Internationalisering
Vanuit het nieuwe kantoor The Rock hebben de advocaten van De Brauw een goed uitzicht op de internationale luchthaven Schiphol. Die nabijheid weerspiegelt de verdergaande internationalisering van het kantoor. “Het Nederlandse bedrijfsleven internationaliseert steeds verder. Wij groeien daarin mee. Voor veel van onze in Nederland gevestigde cliënten is ons land helemaal niet zo interessant als je naar de omzet kijkt. Maar wij doen steeds meer zaken voor ze in het buitenland die helemaal niets meer met Nederland te maken hebben. Bijvoorbeeld in M&A, arbitrages en mededingingszaken. Zo begeleiden we een procedure in Abu Dhabi, een mededingingszaak in Zuid-Korea en joint-ventures in Zuid-Amerika. 90% van het voor onze cliënten relevante recht is ongeveer hetzelfde. Probleem is dat je niet weet wat die tien procent verschil is en daarom werken we met lokale advocatenkantoren als partners.” zegt Snoep. “Onze dienstverlening houdt niet op bij Lobith.”
Na de verbroken verloving met Linklaters in 2002, heeft De Brauw deze bron van internationaal werk jaarlijks zien verdubbelen. Maar daar heb je wel een internationaal netwerk voor nodig. “Daar zijn twee manieren voor: het model van de grote Engelse en Amerikaanse kantoren als Allen & Overy of Baker McKenzie die in elk mondiaal economisch centrum een eigen vestiging neerzetten, of zoals wij het doen: door middel van partnerships met onafhankelijke kantoren. Dat werkt voor de cliënt niet wezenlijk anders, en we bieden dezelfde service met geïntegreerde teams, één aanspreekpunt en één rekening. Je bent door het ontbreken van gemeenschappelijk merk voor de cliënt weliswaar minder zichtbaar dan de global players, maar je hebt ook minder conflicten en minder overhead. Je bent ook veel flexibeler in je keuze voor een lokale partner, zodat je kwaliteit kunt garanderen. In ons geval hebben wij ten minste twee en soms meer partners per jurisdictie. Different horses for different courses.”
Pionieren in China
De Brauw werkt onder andere samen met het Britse Slaughter & May en Uria Menendez uit Spanje. In Beijing opende in maart het nieuwe kantoor in China. Daar zitten sinds vorige maand twee advocaten van De Brauw, samen met de twee partnerkantoren, “te pionieren”, aldus Snoep. “Wij zijn met name gericht op werk voor Chinese cliënten die in Europa willen investeren. Onze advocaten daar benaderen nu veel bedrijven en Chinese advocatenkantoren. Maar eigenlijk kunnen we tot onze verrassing ook sommige van onze Nederlandse cliënten goed helpen met het leggen van contacten in China, of het lokaal begeleiden van zaken met Chinese advocatenkantoren.”

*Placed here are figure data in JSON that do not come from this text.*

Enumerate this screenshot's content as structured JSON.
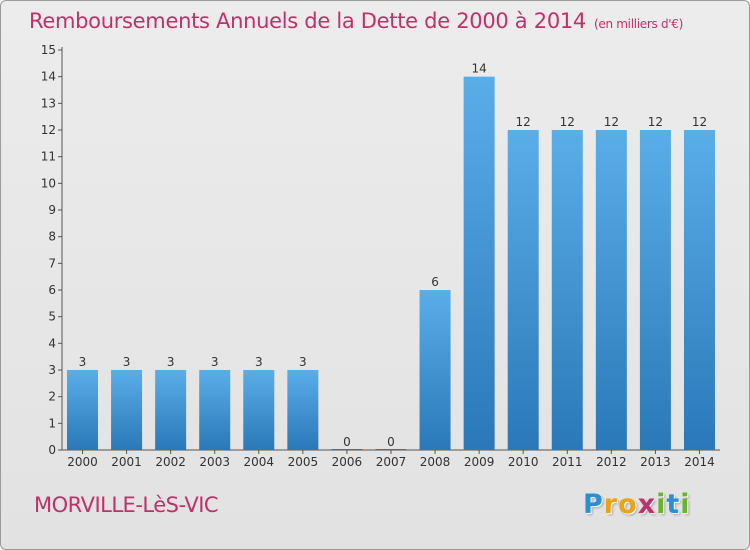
{
  "title": "Remboursements Annuels de la Dette de 2000 à 2014",
  "unit": "(en milliers d'€)",
  "city": "MORVILLE-LèS-VIC",
  "logo": {
    "letters": [
      "P",
      "r",
      "o",
      "x",
      "i",
      "t",
      "i"
    ],
    "colors": [
      "#2a8fd4",
      "#e8a317",
      "#e8a317",
      "#c0306a",
      "#6ab42d",
      "#2a8fd4",
      "#6ab42d"
    ]
  },
  "colors": {
    "bar_top": "#5aaee8",
    "bar_bottom": "#2a78b8",
    "accent": "#c0306a"
  },
  "chart_data": {
    "type": "bar",
    "categories": [
      "2000",
      "2001",
      "2002",
      "2003",
      "2004",
      "2005",
      "2006",
      "2007",
      "2008",
      "2009",
      "2010",
      "2011",
      "2012",
      "2013",
      "2014"
    ],
    "values": [
      3,
      3,
      3,
      3,
      3,
      3,
      0,
      0,
      6,
      14,
      12,
      12,
      12,
      12,
      12
    ],
    "data_labels": [
      "3",
      "3",
      "3",
      "3",
      "3",
      "3",
      "0",
      "0",
      "6",
      "14",
      "12",
      "12",
      "12",
      "12",
      "12"
    ],
    "y_ticks": [
      "0",
      "1",
      "2",
      "3",
      "4",
      "5",
      "6",
      "7",
      "8",
      "9",
      "10",
      "11",
      "12",
      "13",
      "14",
      "15"
    ],
    "ylim": [
      0,
      15
    ],
    "grid": false
  }
}
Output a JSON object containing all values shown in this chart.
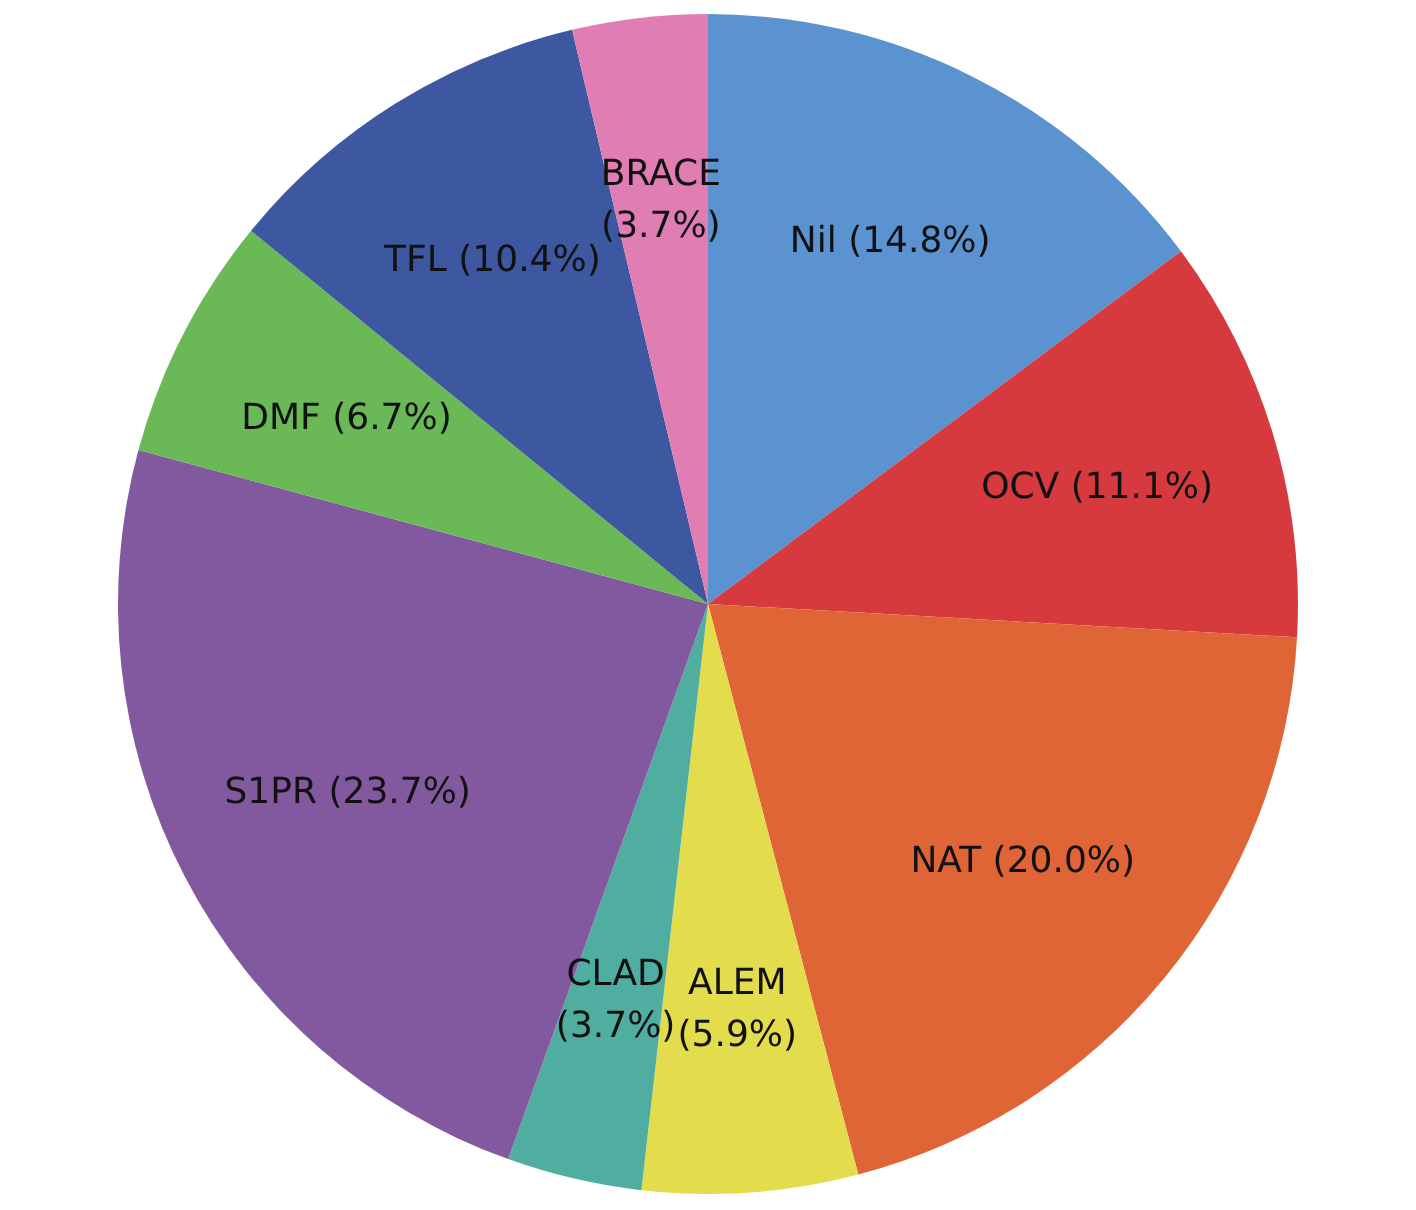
{
  "chart_data": {
    "type": "pie",
    "categories": [
      "Nil",
      "OCV",
      "NAT",
      "ALEM",
      "CLAD",
      "S1PR",
      "DMF",
      "TFL",
      "BRACE"
    ],
    "values": [
      14.8,
      11.1,
      20.0,
      5.9,
      3.7,
      23.7,
      6.7,
      10.4,
      3.7
    ],
    "value_labels": [
      "(14.8%)",
      "(11.1%)",
      "(20.0%)",
      "(5.9%)",
      "(3.7%)",
      "(23.7%)",
      "(6.7%)",
      "(10.4%)",
      "(3.7%)"
    ],
    "colors": [
      "#5b93d0",
      "#d63a3f",
      "#e06536",
      "#e3dc4c",
      "#4fae9f",
      "#82599f",
      "#6ab856",
      "#3d58a0",
      "#e07db3"
    ],
    "legend": false
  }
}
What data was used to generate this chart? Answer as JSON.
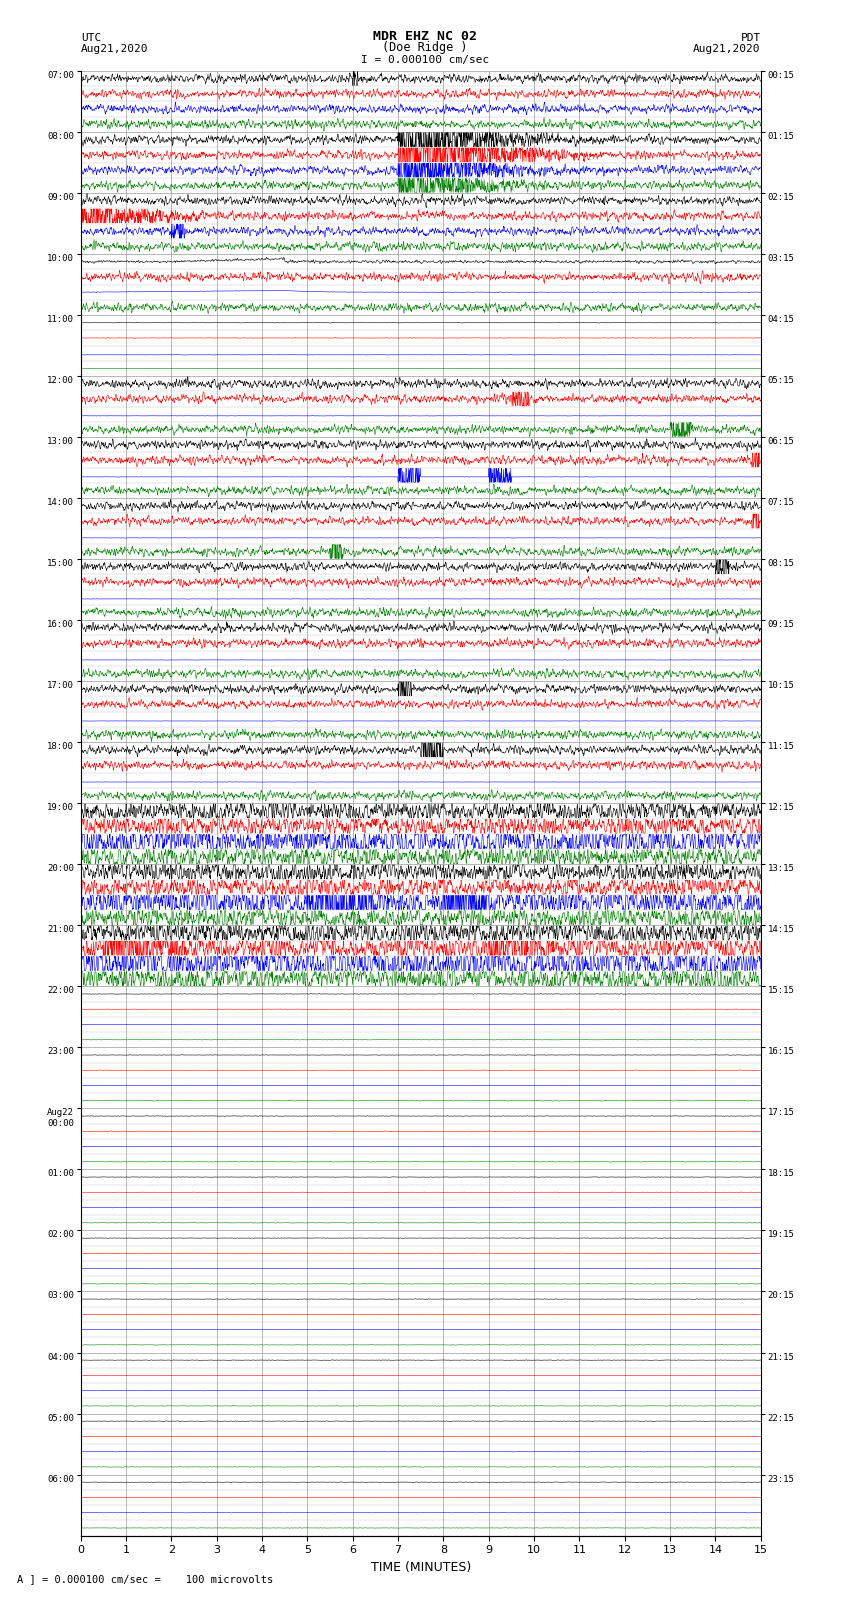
{
  "title_line1": "MDR EHZ NC 02",
  "title_line2": "(Doe Ridge )",
  "title_line3": "I = 0.000100 cm/sec",
  "label_left_top": "UTC",
  "label_left_date": "Aug21,2020",
  "label_right_top": "PDT",
  "label_right_date": "Aug21,2020",
  "xlabel": "TIME (MINUTES)",
  "footer": "A ] = 0.000100 cm/sec =    100 microvolts",
  "utc_labels": [
    "07:00",
    "08:00",
    "09:00",
    "10:00",
    "11:00",
    "12:00",
    "13:00",
    "14:00",
    "15:00",
    "16:00",
    "17:00",
    "18:00",
    "19:00",
    "20:00",
    "21:00",
    "22:00",
    "23:00",
    "Aug22\n00:00",
    "01:00",
    "02:00",
    "03:00",
    "04:00",
    "05:00",
    "06:00"
  ],
  "pdt_labels": [
    "00:15",
    "01:15",
    "02:15",
    "03:15",
    "04:15",
    "05:15",
    "06:15",
    "07:15",
    "08:15",
    "09:15",
    "10:15",
    "11:15",
    "12:15",
    "13:15",
    "14:15",
    "15:15",
    "16:15",
    "17:15",
    "18:15",
    "19:15",
    "20:15",
    "21:15",
    "22:15",
    "23:15"
  ],
  "colors": [
    "black",
    "red",
    "blue",
    "green"
  ],
  "bg_color": "white",
  "grid_color": "#999999",
  "xmin": 0,
  "xmax": 15,
  "xticks": [
    0,
    1,
    2,
    3,
    4,
    5,
    6,
    7,
    8,
    9,
    10,
    11,
    12,
    13,
    14,
    15
  ],
  "n_groups": 24,
  "traces_per_group": 4
}
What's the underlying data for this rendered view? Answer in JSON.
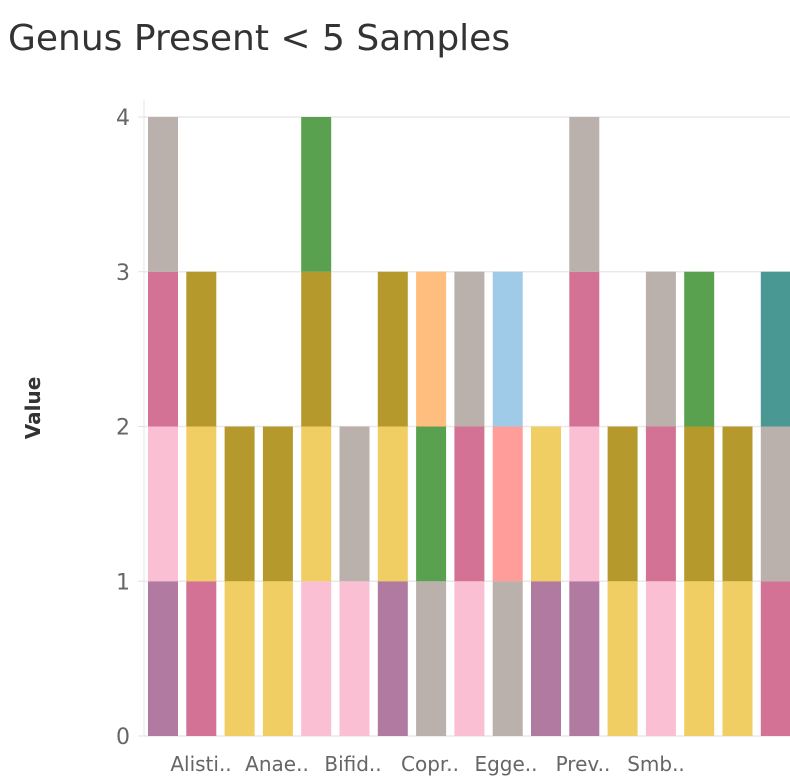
{
  "chart_data": {
    "type": "bar",
    "stacked": true,
    "title": "Genus Present < 5 Samples",
    "xlabel": "",
    "ylabel": "Value",
    "ylim": [
      0,
      4.1
    ],
    "yticks": [
      0,
      1,
      2,
      3,
      4
    ],
    "grid": true,
    "x_tick_labels": [
      "Alisti..",
      "Anae..",
      "Bifid..",
      "Copr..",
      "Egge..",
      "Prev..",
      "Smb.."
    ],
    "colors": {
      "purple": "#B07AA1",
      "rose": "#D37295",
      "pink": "#FABFD2",
      "yellow": "#F1CE63",
      "olive": "#B6992D",
      "taupe": "#BAB0AC",
      "green": "#59A14F",
      "orange": "#FFBE7D",
      "lightblue": "#A0CBE8",
      "salmon": "#FF9D9A",
      "teal": "#499894"
    },
    "bars": [
      {
        "stack": [
          {
            "color": "purple",
            "value": 1
          },
          {
            "color": "pink",
            "value": 1
          },
          {
            "color": "rose",
            "value": 1
          },
          {
            "color": "taupe",
            "value": 1
          }
        ]
      },
      {
        "stack": [
          {
            "color": "rose",
            "value": 1
          },
          {
            "color": "yellow",
            "value": 1
          },
          {
            "color": "olive",
            "value": 1
          }
        ]
      },
      {
        "stack": [
          {
            "color": "yellow",
            "value": 1
          },
          {
            "color": "olive",
            "value": 1
          }
        ]
      },
      {
        "stack": [
          {
            "color": "yellow",
            "value": 1
          },
          {
            "color": "olive",
            "value": 1
          }
        ]
      },
      {
        "stack": [
          {
            "color": "pink",
            "value": 1
          },
          {
            "color": "yellow",
            "value": 1
          },
          {
            "color": "olive",
            "value": 1
          },
          {
            "color": "green",
            "value": 1
          }
        ]
      },
      {
        "stack": [
          {
            "color": "pink",
            "value": 1
          },
          {
            "color": "taupe",
            "value": 1
          }
        ]
      },
      {
        "stack": [
          {
            "color": "purple",
            "value": 1
          },
          {
            "color": "yellow",
            "value": 1
          },
          {
            "color": "olive",
            "value": 1
          }
        ]
      },
      {
        "stack": [
          {
            "color": "taupe",
            "value": 1
          },
          {
            "color": "green",
            "value": 1
          },
          {
            "color": "orange",
            "value": 1
          }
        ]
      },
      {
        "stack": [
          {
            "color": "pink",
            "value": 1
          },
          {
            "color": "rose",
            "value": 1
          },
          {
            "color": "taupe",
            "value": 1
          }
        ]
      },
      {
        "stack": [
          {
            "color": "taupe",
            "value": 1
          },
          {
            "color": "salmon",
            "value": 1
          },
          {
            "color": "lightblue",
            "value": 1
          }
        ]
      },
      {
        "stack": [
          {
            "color": "purple",
            "value": 1
          },
          {
            "color": "yellow",
            "value": 1
          }
        ]
      },
      {
        "stack": [
          {
            "color": "purple",
            "value": 1
          },
          {
            "color": "pink",
            "value": 1
          },
          {
            "color": "rose",
            "value": 1
          },
          {
            "color": "taupe",
            "value": 1
          }
        ]
      },
      {
        "stack": [
          {
            "color": "yellow",
            "value": 1
          },
          {
            "color": "olive",
            "value": 1
          }
        ]
      },
      {
        "stack": [
          {
            "color": "pink",
            "value": 1
          },
          {
            "color": "rose",
            "value": 1
          },
          {
            "color": "taupe",
            "value": 1
          }
        ]
      },
      {
        "stack": [
          {
            "color": "yellow",
            "value": 1
          },
          {
            "color": "olive",
            "value": 1
          },
          {
            "color": "green",
            "value": 1
          }
        ]
      },
      {
        "stack": [
          {
            "color": "yellow",
            "value": 1
          },
          {
            "color": "olive",
            "value": 1
          }
        ]
      },
      {
        "stack": [
          {
            "color": "rose",
            "value": 1
          },
          {
            "color": "taupe",
            "value": 1
          },
          {
            "color": "teal",
            "value": 1
          }
        ]
      }
    ]
  }
}
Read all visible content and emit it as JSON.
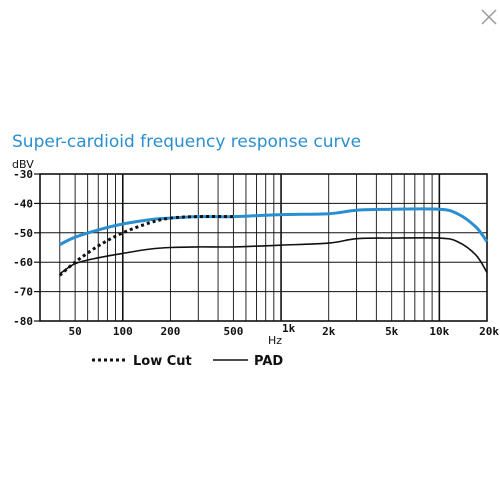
{
  "ui": {
    "close_icon": "close-icon"
  },
  "chart_data": {
    "type": "line",
    "title": "Super-cardioid frequency response curve",
    "ylabel": "dBV",
    "xlabel": "Hz",
    "x_scale": "log",
    "xlim": [
      30,
      20000
    ],
    "ylim": [
      -80,
      -30
    ],
    "grid": true,
    "y_ticks": [
      {
        "value": -30,
        "label": "-30"
      },
      {
        "value": -40,
        "label": "-40"
      },
      {
        "value": -50,
        "label": "-50"
      },
      {
        "value": -60,
        "label": "-60"
      },
      {
        "value": -70,
        "label": "-70"
      },
      {
        "value": -80,
        "label": "-80"
      }
    ],
    "x_ticks": [
      {
        "value": 50,
        "label": "50"
      },
      {
        "value": 100,
        "label": "100"
      },
      {
        "value": 200,
        "label": "200"
      },
      {
        "value": 500,
        "label": "500"
      },
      {
        "value": 1000,
        "label": "1k"
      },
      {
        "value": 2000,
        "label": "2k"
      },
      {
        "value": 5000,
        "label": "5k"
      },
      {
        "value": 10000,
        "label": "10k"
      },
      {
        "value": 20000,
        "label": "20k"
      }
    ],
    "series": [
      {
        "color": "#2a8fd0",
        "style": "solid",
        "x": [
          40,
          50,
          70,
          100,
          150,
          200,
          300,
          500,
          1000,
          2000,
          3000,
          5000,
          10000,
          13000,
          17000,
          20000
        ],
        "y": [
          -54,
          -51.5,
          -49,
          -47,
          -45.5,
          -45,
          -44.5,
          -44.5,
          -43.8,
          -43.5,
          -42.3,
          -42,
          -42,
          -43.5,
          -48,
          -53
        ]
      },
      {
        "name": "Low Cut",
        "color": "#111111",
        "style": "dotted",
        "x": [
          40,
          50,
          70,
          100,
          150,
          200,
          300,
          500
        ],
        "y": [
          -64.5,
          -60,
          -54.5,
          -50,
          -46.5,
          -45,
          -44.5,
          -44.5
        ]
      },
      {
        "name": "PAD",
        "color": "#111111",
        "style": "solid",
        "x": [
          40,
          50,
          70,
          100,
          150,
          200,
          300,
          500,
          1000,
          2000,
          3000,
          5000,
          10000,
          13000,
          17000,
          20000
        ],
        "y": [
          -64,
          -60.5,
          -58.5,
          -57,
          -55.5,
          -55,
          -54.8,
          -54.8,
          -54.2,
          -53.5,
          -52,
          -51.8,
          -51.8,
          -53,
          -57.5,
          -63.5
        ]
      }
    ],
    "legend": {
      "placement": "bottom-left",
      "entries": [
        {
          "label": "Low Cut",
          "style": "dotted"
        },
        {
          "label": "PAD",
          "style": "solid"
        }
      ]
    }
  }
}
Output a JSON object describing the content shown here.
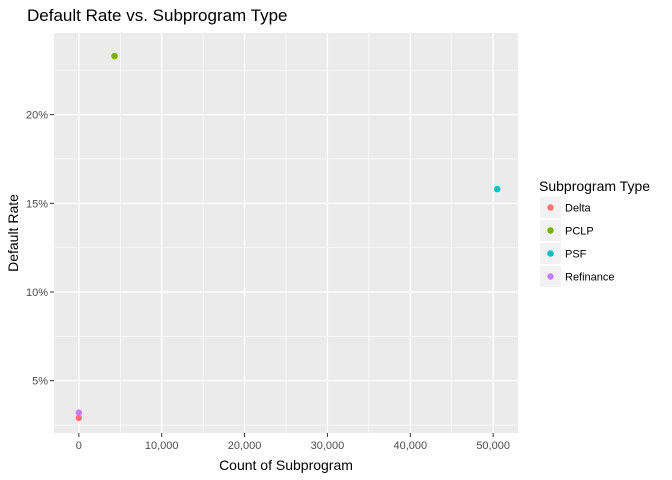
{
  "chart_data": {
    "type": "scatter",
    "title": "Default Rate vs. Subprogram Type",
    "xlabel": "Count of Subprogram",
    "ylabel": "Default Rate",
    "xlim": [
      -3000,
      53000
    ],
    "ylim": [
      2.05,
      24.6
    ],
    "x_ticks": [
      0,
      10000,
      20000,
      30000,
      40000,
      50000
    ],
    "x_tick_labels": [
      "0",
      "10,000",
      "20,000",
      "30,000",
      "40,000",
      "50,000"
    ],
    "y_ticks": [
      5,
      10,
      15,
      20
    ],
    "y_tick_labels": [
      "5%",
      "10%",
      "15%",
      "20%"
    ],
    "grid": true,
    "legend": {
      "title": "Subprogram Type",
      "position": "right",
      "entries": [
        "Delta",
        "PCLP",
        "PSF",
        "Refinance"
      ]
    },
    "series": [
      {
        "name": "Delta",
        "color": "#F8766D",
        "x": [
          0
        ],
        "y": [
          2.9
        ]
      },
      {
        "name": "PCLP",
        "color": "#7CAE00",
        "x": [
          4300
        ],
        "y": [
          23.3
        ]
      },
      {
        "name": "PSF",
        "color": "#00BFC4",
        "x": [
          50500
        ],
        "y": [
          15.8
        ]
      },
      {
        "name": "Refinance",
        "color": "#C77CFF",
        "x": [
          0
        ],
        "y": [
          3.2
        ]
      }
    ],
    "colors": {
      "panel_background": "#EBEBEB",
      "grid": "#FFFFFF",
      "legend_key_background": "#F2F2F2"
    }
  }
}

Vorig jaar streefde De Brauw Zuidas-buurman NautaDutilh voorbij als grootste advocatenkantoor van Nederland. Snoep sluit verdere groei niet uit. “Als het meerwaarde voor de cliënt betekent. Groei is geen doel op zich, maar als het organisch gaat, dan is dat prima.” De Brauw heeft de verdiepingen in The Rock op de groei gehuurd, want er is nog ruimte over.